How the property is financed is key to understanding these solutions. If the syndicate wants to purchase an enterprise zone building worth £25m, cash deposits are raised from the investors and a loan facility from a bank. The loan facilities are always non-status. The bank is lending against the property and, as a limited recourse loans, the lenders security for the loan is limited to the building and cash deposits.

Property sites in enterprise zones are bought at a premium to what the property value would be were it not situated in the Enterprise Zone. The building then has to be constructed and a tenant found – so these buildings start empty.

However, the developer of the building will give a form of guarantee to pay he syndicare income until an occupational tennant is found. This services the bank loan and gives the lender comfort that this will be the case.

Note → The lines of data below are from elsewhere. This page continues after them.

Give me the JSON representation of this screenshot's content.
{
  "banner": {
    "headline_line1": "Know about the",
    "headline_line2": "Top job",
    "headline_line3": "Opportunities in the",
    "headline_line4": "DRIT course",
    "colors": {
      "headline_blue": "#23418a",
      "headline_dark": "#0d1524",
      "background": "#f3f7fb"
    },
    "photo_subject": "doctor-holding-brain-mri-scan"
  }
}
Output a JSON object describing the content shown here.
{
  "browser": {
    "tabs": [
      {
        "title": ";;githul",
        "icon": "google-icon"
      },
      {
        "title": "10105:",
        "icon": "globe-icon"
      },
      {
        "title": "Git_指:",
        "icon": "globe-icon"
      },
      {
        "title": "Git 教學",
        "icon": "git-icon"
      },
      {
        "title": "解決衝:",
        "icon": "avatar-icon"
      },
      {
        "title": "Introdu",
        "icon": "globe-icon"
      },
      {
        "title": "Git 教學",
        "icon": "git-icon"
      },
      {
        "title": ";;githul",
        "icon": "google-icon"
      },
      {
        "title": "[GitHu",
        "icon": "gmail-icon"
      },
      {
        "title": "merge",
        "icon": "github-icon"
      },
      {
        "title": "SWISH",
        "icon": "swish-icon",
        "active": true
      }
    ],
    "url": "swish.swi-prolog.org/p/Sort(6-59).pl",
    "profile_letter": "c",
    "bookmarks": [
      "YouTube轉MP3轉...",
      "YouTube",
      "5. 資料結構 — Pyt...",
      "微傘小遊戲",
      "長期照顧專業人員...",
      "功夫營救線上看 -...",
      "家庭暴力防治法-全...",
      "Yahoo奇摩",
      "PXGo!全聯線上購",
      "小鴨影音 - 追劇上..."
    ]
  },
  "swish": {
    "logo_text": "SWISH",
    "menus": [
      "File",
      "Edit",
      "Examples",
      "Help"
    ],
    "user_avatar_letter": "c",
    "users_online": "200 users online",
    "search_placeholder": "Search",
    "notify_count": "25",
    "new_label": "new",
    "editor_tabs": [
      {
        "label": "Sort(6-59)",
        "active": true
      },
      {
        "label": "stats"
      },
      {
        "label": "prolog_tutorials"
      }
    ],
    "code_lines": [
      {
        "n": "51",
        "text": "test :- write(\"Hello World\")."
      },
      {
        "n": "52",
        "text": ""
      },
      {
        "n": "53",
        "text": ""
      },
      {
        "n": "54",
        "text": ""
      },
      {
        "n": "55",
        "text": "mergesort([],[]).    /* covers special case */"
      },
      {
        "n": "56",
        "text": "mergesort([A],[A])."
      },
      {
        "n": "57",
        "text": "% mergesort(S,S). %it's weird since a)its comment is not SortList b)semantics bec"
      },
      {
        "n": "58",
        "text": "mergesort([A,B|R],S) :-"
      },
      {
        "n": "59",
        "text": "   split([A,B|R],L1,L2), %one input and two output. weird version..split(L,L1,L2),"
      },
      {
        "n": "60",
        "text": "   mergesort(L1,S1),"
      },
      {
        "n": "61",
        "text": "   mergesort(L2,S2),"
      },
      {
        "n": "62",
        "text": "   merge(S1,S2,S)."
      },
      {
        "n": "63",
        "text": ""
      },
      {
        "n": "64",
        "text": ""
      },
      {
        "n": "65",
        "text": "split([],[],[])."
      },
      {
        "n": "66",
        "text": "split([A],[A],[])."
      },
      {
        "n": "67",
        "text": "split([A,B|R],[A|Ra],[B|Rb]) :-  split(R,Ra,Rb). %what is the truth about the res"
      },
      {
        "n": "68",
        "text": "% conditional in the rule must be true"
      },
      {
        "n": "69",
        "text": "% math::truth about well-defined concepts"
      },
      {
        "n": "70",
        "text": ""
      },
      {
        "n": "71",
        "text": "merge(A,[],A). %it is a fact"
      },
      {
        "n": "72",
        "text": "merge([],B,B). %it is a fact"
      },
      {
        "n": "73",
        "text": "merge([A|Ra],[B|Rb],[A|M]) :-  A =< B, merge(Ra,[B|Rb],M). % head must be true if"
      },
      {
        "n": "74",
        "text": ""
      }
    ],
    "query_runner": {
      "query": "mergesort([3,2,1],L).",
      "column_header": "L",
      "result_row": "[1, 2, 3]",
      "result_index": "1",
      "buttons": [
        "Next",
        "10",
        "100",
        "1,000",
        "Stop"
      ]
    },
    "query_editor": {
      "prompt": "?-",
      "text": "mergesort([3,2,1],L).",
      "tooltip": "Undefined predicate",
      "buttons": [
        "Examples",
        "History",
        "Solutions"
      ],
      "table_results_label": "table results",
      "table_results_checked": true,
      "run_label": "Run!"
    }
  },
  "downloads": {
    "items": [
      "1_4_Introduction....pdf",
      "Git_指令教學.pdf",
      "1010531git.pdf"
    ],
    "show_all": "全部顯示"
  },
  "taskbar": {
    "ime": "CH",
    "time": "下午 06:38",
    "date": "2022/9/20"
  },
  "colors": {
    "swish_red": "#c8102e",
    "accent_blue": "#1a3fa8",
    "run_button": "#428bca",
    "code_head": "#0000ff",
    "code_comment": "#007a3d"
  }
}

In the structures that Chancery has been instigating this year, the income is for between 11 and 15 years, so even if the building is never let, income over that period will be sufficient to repay the bank loan.

Developers will often offer incentives to potential tenants to release themselves from their income guarantee to the Syndicate. The incoming tenant has to be acceptable to the syndicate and the lending bank. The nature of those incentives often draws large companies – John Lewis is an example from one of our projects - and Government bodies as tenants.

Having a long lease and a good tenant are also important to have after seven years to enable the building to be sold for as high a price as possible.